Please see the release notes for more detailed information.

This release includes a more accurate nodal disaggregation of industry demand within each country, fixes to CHP and CCS representations, as well as changes to some configuration settings.

It has been released to coincide with PyPSA-Eur Version 0.3.0 and Technology Data Version 0.2.0, and is known to work with these releases.

New features:

  • The Hotmaps Industrial Database is used to disaggregate the industrial demand spatially to the nodes inside each country (previously it was distributed by population density).

  • Electricity demand from industry is now separated from the regular electricity demand and distributed according to the industry demand. Only the remaining regular electricity demand for households and services is distributed according to GDP and population.

  • A cost database for the retrofitting of the thermal envelope of residential and services buildings has been integrated, as well as endogenous optimisation of the level of retrofitting. This is described in the paper Mitigating heat demand peaks in buildings in a highly renewable European energy system. Retrofitting can be activated both exogenously and endogenously from the config.yaml.

  • The biomass and gas combined heat and power (CHP) parameters c_v and c_b were read in assuming they were extraction plants rather than back pressure plants. The data is now corrected in Technology Data Version 0.2.0 to the correct DEA back pressure assumptions and they are now implemented as single links with a fixed ratio of electricity to heat output (even as extraction plants, they were always sitting on the backpressure line in simulations, so there was no point in modelling the full heat-electricity feasibility polygon). The old assumptions underestimated the heat output.

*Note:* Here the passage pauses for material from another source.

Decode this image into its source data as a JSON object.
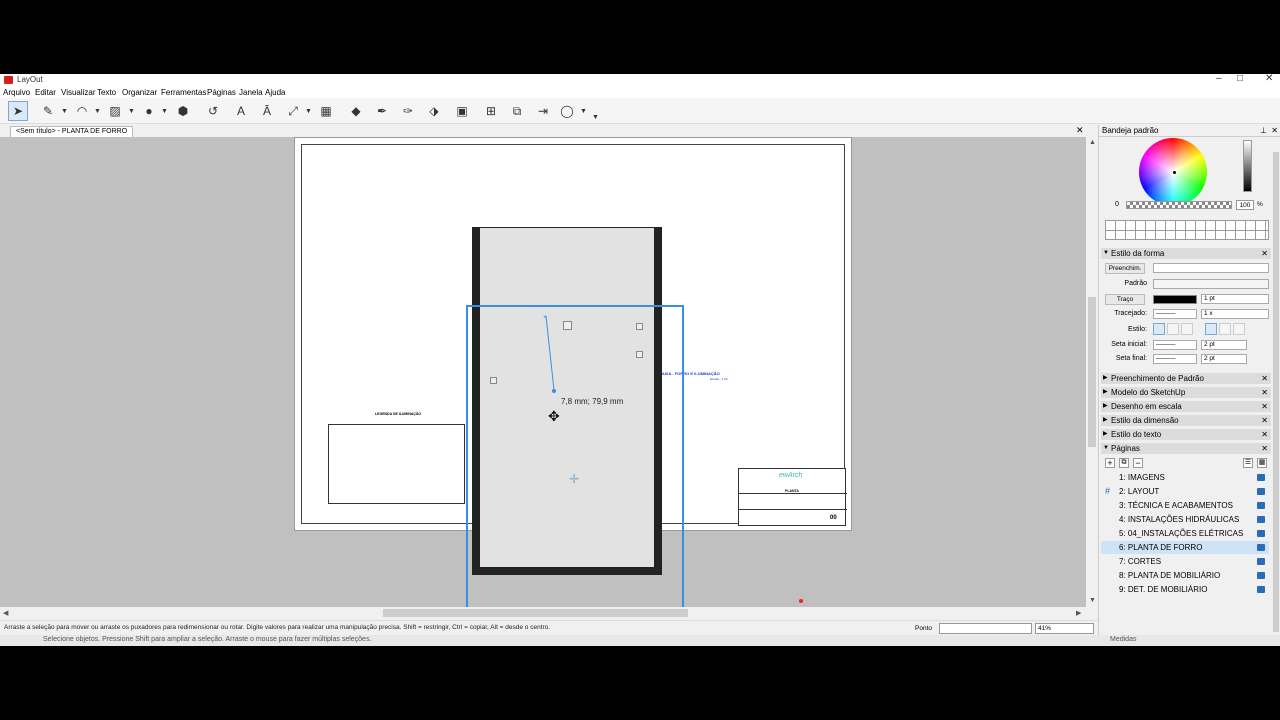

  • The Danish Energy Agency released new assumptions for carbon capture in October 2020, which have now been incorporated in PyPSA-Eur-Sec, including direct air capture (DAC) and post-combustion capture on CHPs, cement kilns and other industrial facilities. The electricity and heat demand for DAC is modelled for each node (with heat coming from district heating), but currently the electricity and heat demand for industrial capture is not modelled very cleanly (for process heat, 10% of the energy is assumed to go to carbon capture) - a new issue will be opened on this.

  • Land transport is separated by energy carrier (fossil, hydrogen fuel cell electric vehicle, and electric vehicle), but still needs to be separated into heavy and light vehicles (the data is there, just not the code yet).

  • For assumptions that change with the investment year, there is a new time-dependent format in the config.yaml using a dictionary with keys for each year. Implemented examples include the CO2 budget, exogenous retrofitting share and land transport energy carrier; more parameters will be dynamised like this in future.

  • Some assumptions have been moved out of the code and into the config.yaml, including the carbon sequestration potential and cost, the heat pump sink temperature, reductions in demand for high value chemicals, and some BEV DSM parameters and transport efficiencies.

  • Documentation on Supply and demand options has been added.

Many thanks to Fraunhofer ISI for opening the hotmaps database and to Lisa Zeyen (KIT) for implementing the building retrofitting.